Caleb nodded and took the length of metal tubing, which resembled a thin toilet paper roll, from Ian. He pressed it against Nolan, pushing and twisting until it found its way inside his writhing body, tearing the soft, delicate tissue at the opening of his anus. Blood tricked onto the table. Ernest tossed Caleb a roll of duct tape and instructed him to secure the tube as best as he could.
Nolan screamed into his gag and bucked his legs, but Caleb pushed the tubing in further. “It’s secure,” Caleb said. To Ian he said, “Just think of him as a cadaver. Easier that way.”
“Good job,” Ernest said. He leaned over Nolan’s face. “I’m going to remove your gag now. I want to ask you a few questions.”
Nolan’s head bobbed like a float on a lake. Ernest removed the gag and Nolan screamed and begged for help. “Please!” he cried, lifting his head off the table. “It hurts! Take it out!”
Ernest stared at Nolan, a wry smile plastered on his face.

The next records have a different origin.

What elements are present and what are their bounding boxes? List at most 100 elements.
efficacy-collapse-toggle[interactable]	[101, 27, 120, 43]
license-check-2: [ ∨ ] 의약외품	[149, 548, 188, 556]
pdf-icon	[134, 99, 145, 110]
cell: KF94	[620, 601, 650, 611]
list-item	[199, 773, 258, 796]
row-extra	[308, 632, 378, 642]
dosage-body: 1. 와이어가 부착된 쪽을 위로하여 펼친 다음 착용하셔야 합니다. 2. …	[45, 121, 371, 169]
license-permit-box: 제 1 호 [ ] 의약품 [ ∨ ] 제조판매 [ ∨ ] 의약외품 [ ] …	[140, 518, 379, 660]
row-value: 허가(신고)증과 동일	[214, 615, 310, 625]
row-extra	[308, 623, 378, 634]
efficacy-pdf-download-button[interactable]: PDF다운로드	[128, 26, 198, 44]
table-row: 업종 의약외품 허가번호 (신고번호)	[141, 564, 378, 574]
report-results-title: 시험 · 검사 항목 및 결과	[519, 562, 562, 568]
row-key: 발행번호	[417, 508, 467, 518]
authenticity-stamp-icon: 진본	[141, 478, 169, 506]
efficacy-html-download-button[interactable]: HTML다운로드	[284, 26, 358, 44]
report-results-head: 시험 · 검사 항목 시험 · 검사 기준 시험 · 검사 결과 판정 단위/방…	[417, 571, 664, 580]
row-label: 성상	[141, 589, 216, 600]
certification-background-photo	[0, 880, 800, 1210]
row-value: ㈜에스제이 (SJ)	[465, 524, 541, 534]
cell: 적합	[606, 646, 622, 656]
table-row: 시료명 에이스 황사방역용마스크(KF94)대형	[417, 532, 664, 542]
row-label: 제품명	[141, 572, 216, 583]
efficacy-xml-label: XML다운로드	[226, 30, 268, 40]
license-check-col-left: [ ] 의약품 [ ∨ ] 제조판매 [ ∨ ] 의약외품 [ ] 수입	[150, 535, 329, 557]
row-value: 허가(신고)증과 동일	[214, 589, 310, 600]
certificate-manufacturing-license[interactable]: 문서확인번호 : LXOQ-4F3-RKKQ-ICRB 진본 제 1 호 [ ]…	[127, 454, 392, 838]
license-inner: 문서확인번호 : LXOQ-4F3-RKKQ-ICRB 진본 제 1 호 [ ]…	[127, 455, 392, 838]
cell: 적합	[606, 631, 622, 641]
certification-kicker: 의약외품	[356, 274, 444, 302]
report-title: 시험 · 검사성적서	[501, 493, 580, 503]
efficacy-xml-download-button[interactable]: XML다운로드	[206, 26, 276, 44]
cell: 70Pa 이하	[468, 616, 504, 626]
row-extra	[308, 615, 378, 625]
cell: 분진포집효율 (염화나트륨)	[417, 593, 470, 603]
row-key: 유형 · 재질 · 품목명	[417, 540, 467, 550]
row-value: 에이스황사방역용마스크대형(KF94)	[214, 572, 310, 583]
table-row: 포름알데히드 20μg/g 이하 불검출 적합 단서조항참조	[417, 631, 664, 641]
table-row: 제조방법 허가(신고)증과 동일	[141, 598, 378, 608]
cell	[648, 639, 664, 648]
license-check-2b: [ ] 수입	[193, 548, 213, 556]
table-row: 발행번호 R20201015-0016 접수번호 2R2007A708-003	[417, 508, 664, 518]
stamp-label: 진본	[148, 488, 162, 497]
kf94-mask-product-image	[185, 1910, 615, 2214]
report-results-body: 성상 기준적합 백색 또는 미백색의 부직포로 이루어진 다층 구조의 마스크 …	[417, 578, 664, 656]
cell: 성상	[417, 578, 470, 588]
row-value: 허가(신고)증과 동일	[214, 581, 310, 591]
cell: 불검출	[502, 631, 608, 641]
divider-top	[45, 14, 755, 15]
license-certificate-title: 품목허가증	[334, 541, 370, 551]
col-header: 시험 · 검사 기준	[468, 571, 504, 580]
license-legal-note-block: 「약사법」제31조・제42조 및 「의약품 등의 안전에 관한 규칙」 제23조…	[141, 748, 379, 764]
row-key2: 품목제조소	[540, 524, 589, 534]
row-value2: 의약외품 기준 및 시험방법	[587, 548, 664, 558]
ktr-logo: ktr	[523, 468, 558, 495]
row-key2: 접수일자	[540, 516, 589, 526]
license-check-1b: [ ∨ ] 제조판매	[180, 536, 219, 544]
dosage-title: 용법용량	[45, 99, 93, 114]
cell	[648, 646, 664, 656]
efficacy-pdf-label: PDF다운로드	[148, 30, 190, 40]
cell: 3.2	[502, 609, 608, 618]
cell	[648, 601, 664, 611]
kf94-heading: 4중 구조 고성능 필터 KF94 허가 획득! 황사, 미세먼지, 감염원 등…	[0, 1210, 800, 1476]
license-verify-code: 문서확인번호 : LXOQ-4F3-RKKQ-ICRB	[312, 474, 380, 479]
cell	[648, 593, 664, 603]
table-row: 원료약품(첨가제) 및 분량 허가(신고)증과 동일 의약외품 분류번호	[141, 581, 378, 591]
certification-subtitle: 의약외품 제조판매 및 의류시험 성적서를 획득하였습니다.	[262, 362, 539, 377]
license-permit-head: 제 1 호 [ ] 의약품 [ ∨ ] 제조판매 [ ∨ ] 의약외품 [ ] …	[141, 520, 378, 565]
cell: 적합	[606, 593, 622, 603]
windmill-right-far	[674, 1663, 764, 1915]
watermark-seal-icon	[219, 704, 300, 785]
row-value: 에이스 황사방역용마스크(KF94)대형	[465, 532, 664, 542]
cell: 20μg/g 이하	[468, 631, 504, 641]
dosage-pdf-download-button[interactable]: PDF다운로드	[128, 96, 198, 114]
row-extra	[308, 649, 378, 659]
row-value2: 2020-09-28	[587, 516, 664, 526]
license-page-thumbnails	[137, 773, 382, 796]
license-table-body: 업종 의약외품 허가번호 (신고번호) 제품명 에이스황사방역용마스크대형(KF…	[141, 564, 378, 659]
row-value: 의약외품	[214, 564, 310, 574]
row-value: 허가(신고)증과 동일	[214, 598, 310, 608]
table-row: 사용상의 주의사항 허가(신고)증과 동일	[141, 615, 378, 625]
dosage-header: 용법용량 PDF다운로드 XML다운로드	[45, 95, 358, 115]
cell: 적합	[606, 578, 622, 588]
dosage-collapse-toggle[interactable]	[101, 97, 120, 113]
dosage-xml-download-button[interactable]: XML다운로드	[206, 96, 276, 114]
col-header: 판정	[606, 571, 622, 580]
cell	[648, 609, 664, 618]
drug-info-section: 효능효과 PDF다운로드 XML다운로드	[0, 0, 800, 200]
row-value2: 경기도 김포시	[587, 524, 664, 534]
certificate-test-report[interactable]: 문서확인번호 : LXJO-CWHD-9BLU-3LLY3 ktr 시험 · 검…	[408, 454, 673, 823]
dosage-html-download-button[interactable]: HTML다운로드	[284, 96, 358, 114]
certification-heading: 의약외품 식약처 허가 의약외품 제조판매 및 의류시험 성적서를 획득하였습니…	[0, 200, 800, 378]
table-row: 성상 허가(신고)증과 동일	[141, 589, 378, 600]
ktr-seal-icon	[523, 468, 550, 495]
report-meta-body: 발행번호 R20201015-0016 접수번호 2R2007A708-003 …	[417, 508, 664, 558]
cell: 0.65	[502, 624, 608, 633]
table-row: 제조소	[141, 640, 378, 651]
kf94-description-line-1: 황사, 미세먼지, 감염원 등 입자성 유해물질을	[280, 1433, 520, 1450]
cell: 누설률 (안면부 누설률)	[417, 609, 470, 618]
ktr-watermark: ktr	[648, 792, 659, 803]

“You fucking psycho!” Nolan screamed.
Ernest stuffed the gag back in his mouth and clicked his tongue. “No use. He’s just gonna be an asshole. How predictable. Anyway, the interesting part’s coming up. I’ll do it myself but may need some help.”
He took a long thin metal tube—so thin it resembled a wire, but it was hollow, like the world’s most narrow beaker—from the utensil tray.
Moving to the end of the table, he took hold of Nolan’s penis, which failed to respond. “Grab it,” he said to Caleb.
“No way! Nipples were bad enough. I’m not touching his dick.”
“Look, dipshit, you’re pre-med. You think you’re never going to have to touch a dick? I didn’t ask you to suck it, just hold it. I told you, there’s nothing sexual about any of this.”
“You like bringing pre-med up a lot,” Caleb said. “Seems more like an excuse for you to play with this guy’s dick.” Looking away, he grabbed Nolan’s penis. It lay unresponsive in his hand.